Le gouvernement iranien, divisé entre les appels à la répression et les tentatives de dialogue, semble désemparé. Le président Masoud Pezeshkian reconnaît sa difficulté à résoudre la crise, tandis que l’ayatollah Ali Khamenei accuse des « forces étrangères » d’aggraver le chaos. Parallèlement, des rumeurs circulent sur un possible exil du guide suprême en Russie, bien que ces informations restent à confirmer.
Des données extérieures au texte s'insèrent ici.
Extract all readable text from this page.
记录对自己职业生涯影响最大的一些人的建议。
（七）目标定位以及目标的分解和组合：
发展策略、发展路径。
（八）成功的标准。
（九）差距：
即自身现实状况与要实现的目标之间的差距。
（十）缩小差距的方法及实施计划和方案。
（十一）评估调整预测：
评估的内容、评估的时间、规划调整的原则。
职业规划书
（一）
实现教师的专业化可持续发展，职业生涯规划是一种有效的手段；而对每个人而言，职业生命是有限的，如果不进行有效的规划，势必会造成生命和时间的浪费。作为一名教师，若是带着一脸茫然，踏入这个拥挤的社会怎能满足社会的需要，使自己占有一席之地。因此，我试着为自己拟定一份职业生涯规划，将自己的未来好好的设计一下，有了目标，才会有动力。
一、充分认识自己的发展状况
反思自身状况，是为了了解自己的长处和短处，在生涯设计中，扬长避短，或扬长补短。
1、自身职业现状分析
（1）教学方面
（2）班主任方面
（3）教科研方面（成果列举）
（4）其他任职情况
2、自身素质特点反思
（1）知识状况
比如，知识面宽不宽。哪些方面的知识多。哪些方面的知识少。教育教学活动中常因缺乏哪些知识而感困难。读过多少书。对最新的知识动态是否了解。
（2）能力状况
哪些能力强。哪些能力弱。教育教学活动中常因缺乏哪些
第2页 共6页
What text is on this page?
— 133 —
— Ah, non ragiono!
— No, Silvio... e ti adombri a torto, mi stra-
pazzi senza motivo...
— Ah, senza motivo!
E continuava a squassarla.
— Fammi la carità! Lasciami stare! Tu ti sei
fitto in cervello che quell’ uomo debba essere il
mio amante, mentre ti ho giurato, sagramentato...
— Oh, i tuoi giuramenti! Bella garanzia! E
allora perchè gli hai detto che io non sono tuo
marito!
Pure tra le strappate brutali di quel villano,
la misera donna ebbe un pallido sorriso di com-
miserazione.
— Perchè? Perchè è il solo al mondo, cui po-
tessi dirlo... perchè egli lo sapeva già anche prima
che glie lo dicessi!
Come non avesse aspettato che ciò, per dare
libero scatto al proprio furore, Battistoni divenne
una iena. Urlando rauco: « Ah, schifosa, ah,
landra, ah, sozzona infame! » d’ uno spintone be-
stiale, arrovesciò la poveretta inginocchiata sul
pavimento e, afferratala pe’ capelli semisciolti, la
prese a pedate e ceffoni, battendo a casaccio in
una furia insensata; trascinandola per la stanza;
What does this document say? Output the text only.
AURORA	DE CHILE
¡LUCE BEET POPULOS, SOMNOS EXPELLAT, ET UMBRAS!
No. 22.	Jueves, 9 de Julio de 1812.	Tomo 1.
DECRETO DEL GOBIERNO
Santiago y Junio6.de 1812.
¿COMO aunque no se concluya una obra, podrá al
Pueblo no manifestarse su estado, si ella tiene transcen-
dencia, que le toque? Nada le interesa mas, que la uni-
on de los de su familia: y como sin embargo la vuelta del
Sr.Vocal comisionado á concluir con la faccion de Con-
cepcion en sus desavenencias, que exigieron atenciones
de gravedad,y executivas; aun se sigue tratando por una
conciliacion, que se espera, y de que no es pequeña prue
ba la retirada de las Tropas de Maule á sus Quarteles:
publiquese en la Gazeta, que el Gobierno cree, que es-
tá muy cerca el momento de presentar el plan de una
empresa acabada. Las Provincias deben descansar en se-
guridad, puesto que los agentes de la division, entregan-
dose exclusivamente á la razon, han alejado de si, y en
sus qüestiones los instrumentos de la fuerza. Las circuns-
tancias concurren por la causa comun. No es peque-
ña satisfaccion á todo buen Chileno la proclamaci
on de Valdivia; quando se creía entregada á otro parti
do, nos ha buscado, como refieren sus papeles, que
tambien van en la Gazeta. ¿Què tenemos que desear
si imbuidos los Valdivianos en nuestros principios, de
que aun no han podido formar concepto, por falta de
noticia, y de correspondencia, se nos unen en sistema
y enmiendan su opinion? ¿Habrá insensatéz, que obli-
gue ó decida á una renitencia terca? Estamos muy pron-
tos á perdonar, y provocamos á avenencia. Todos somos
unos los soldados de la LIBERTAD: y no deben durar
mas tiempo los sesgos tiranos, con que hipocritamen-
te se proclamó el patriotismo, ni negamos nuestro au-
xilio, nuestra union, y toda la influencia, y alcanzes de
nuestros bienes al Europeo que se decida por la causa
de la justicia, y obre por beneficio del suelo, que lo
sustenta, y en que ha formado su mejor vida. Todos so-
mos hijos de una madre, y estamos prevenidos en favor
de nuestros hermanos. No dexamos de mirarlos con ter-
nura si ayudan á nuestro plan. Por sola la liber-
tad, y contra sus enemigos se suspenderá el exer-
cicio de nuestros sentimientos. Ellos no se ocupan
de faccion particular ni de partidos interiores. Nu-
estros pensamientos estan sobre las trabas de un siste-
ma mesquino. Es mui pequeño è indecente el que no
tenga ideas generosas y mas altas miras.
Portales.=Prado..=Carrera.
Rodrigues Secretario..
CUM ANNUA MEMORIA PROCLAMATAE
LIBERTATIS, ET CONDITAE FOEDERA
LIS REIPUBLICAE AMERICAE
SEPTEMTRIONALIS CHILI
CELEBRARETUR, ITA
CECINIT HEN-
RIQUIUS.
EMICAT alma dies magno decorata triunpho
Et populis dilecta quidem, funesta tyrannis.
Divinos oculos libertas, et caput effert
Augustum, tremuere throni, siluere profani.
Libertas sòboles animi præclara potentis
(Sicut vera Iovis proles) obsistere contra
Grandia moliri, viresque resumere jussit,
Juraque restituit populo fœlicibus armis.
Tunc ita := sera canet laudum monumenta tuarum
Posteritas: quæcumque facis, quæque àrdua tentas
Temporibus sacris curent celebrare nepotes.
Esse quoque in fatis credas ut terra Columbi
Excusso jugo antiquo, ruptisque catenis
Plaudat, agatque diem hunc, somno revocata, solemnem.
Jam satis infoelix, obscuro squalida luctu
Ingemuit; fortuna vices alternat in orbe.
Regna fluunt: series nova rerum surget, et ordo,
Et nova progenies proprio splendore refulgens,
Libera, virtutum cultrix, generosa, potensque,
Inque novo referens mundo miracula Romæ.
L’idée d’une restauration royale, portée par le prince Davoud Pahlavi, suscite des débats. Il propose un gouvernement de transition pour garantir la stabilité et préparer des élections libres, tout en imaginant une monarchie adaptée aux temps modernes. Cette proposition, bien que controversée, reflète l’urgence d’un changement profond dans un pays en proie à la crise.

Reste à savoir si le régime islamiste pourra survivre ou si les forces populaires imposeront un nouveau modèle politique, entre république et monarchie.